Sonra bir elimi tuttu bir gülümsedi dünyam aydınlandı, düşündüm yahu zaten bana en büyük hediye eşim. Onun varlığı yeter yanımda olması yeter. Sevgililer günü de neymiş boşversene. Aşkın sevginin günü mü olur? Olmaz.. Her yer kalp her yer kırmızı. Aşkın yemeği lazanya, aşkın çiçeği gül, aşkın dansı, aşkın sebzesi.. Ne saçmaymış e ben neden tribe girmişim. Gözümüze sokulduğu için sanırım.
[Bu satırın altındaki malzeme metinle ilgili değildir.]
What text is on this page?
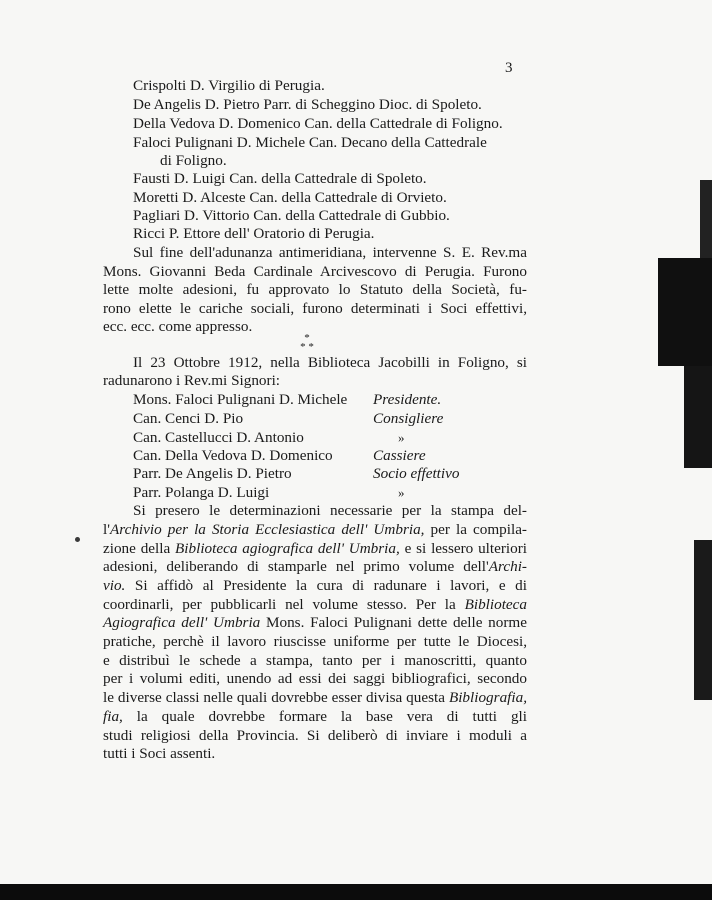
3
Crispolti D. Virgilio di Perugia.
De Angelis D. Pietro Parr. di Scheggino Dioc. di Spoleto.
Della Vedova D. Domenico Can. della Cattedrale di Foligno.
Faloci Pulignani D. Michele Can. Decano della Cattedrale
di Foligno.
Fausti D. Luigi Can. della Cattedrale di Spoleto.
Moretti D. Alceste Can. della Cattedrale di Orvieto.
Pagliari D. Vittorio Can. della Cattedrale di Gubbio.
Ricci P. Ettore dell' Oratorio di Perugia.
Sul fine dell'adunanza antimeridiana, intervenne S. E. Rev.ma
Mons. Giovanni Beda Cardinale Arcivescovo di Perugia. Furono
lette molte adesioni, fu approvato lo Statuto della Società, fu-
rono elette le cariche sociali, furono determinati i Soci effettivi,
ecc. ecc. come appresso.
*
* *
Il 23 Ottobre 1912, nella Biblioteca Jacobilli in Foligno, si
radunarono i Rev.mi Signori:
Mons. Faloci Pulignani D. Michele Presidente.
Can. Cenci D. Pio	Consigliere
Can. Castellucci D. Antonio	»
Can. Della Vedova D. Domenico	Cassiere
Parr. De Angelis D. Pietro	Socio effettivo
Parr. Polanga D. Luigi	»
Si presero le determinazioni necessarie per la stampa del-
l'Archivio per la Storia Ecclesiastica dell' Umbria, per la compila-
zione della Biblioteca agiografica dell' Umbria, e si lessero ulteriori
adesioni, deliberando di stamparle nel primo volume dell'Archi-
vio. Si affidò al Presidente la cura di radunare i lavori, e di
coordinarli, per pubblicarli nel volume stesso. Per la Biblioteca
Agiografica dell' Umbria Mons. Faloci Pulignani dette delle norme
pratiche, perchè il lavoro riuscisse uniforme per tutte le Diocesi,
e distribuì le schede a stampa, tanto per i manoscritti, quanto
per i volumi editi, unendo ad essi dei saggi bibliografici, secondo
le diverse classi nelle quali dovrebbe esser divisa questa Bibliografia,
fia, la quale dovrebbe formare la base vera di tutti gli
studi religiosi della Provincia. Si deliberò di inviare i moduli a
tutti i Soci assenti.
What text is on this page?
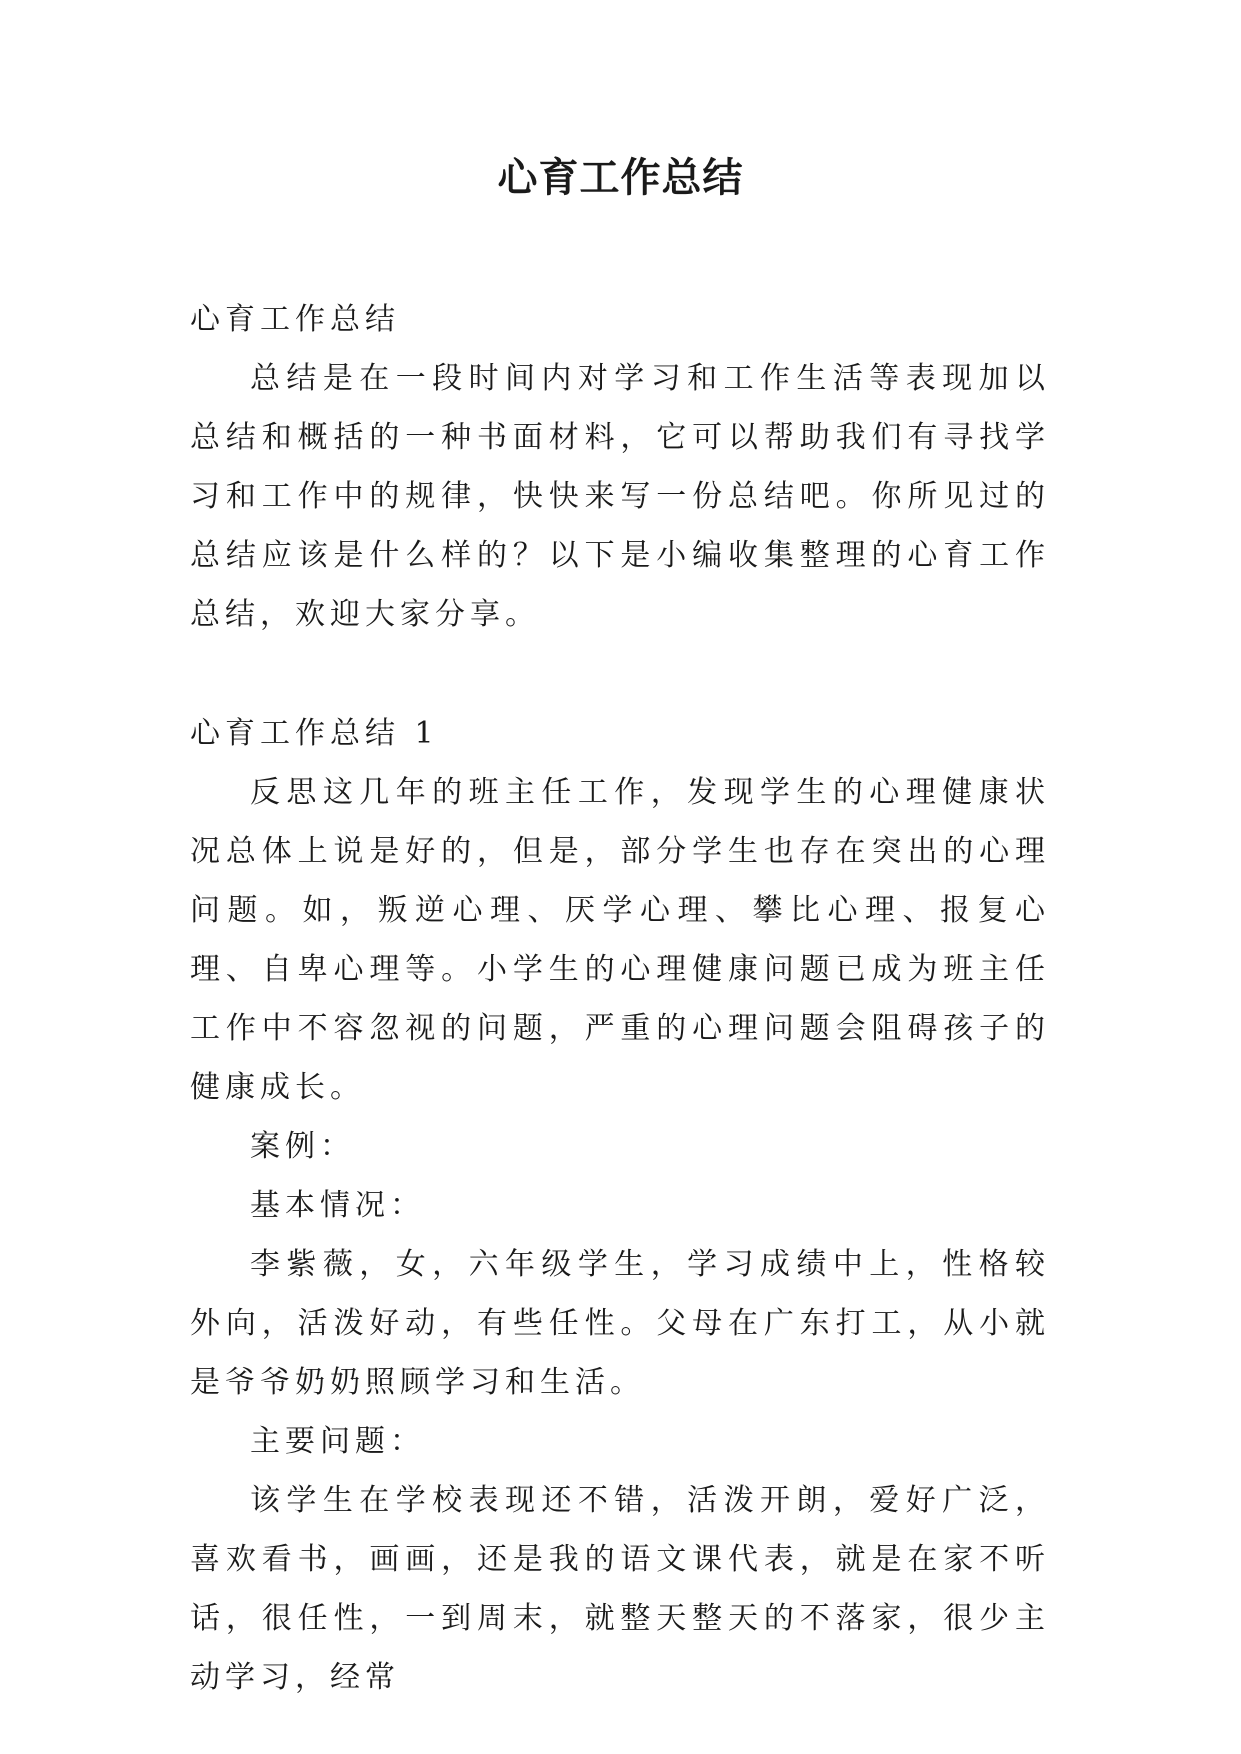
心育工作总结

心育工作总结

总结是在一段时间内对学习和工作生活等表现加以总结和概括的一种书面材料，它可以帮助我们有寻找学习和工作中的规律，快快来写一份总结吧。你所见过的总结应该是什么样的？以下是小编收集整理的心育工作总结，欢迎大家分享。

心育工作总结 1

反思这几年的班主任工作，发现学生的心理健康状况总体上说是好的，但是，部分学生也存在突出的心理问题。如，叛逆心理、厌学心理、攀比心理、报复心理、自卑心理等。小学生的心理健康问题已成为班主任工作中不容忽视的问题，严重的心理问题会阻碍孩子的健康成长。

案例：

基本情况：

李紫薇，女，六年级学生，学习成绩中上，性格较外向，活泼好动，有些任性。父母在广东打工，从小就是爷爷奶奶照顾学习和生活。

主要问题：

该学生在学校表现还不错，活泼开朗，爱好广泛，喜欢看书，画画，还是我的语文课代表，就是在家不听话，很任性，一到周末，就整天整天的不落家，很少主动学习，经常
Boşver pandacım dedim kendi kendime sarıl yanındaki kurabiyene doldur şalgamını kaşınana kadar iç. 2 bardak içince kaşınmaktan helak oluyorum ama seviyorum ne yapayım. Yanına da bir adana löp löp götür. Konu nasıl buraya geldi bilmiyorum zaten evin köşesindeki kebapçının bana kasti var evde cam açamıyoruz nasıl güzel kokuyor. Elimde mendilim le le le diye halay çeke çeke gidesim geliyor oraya.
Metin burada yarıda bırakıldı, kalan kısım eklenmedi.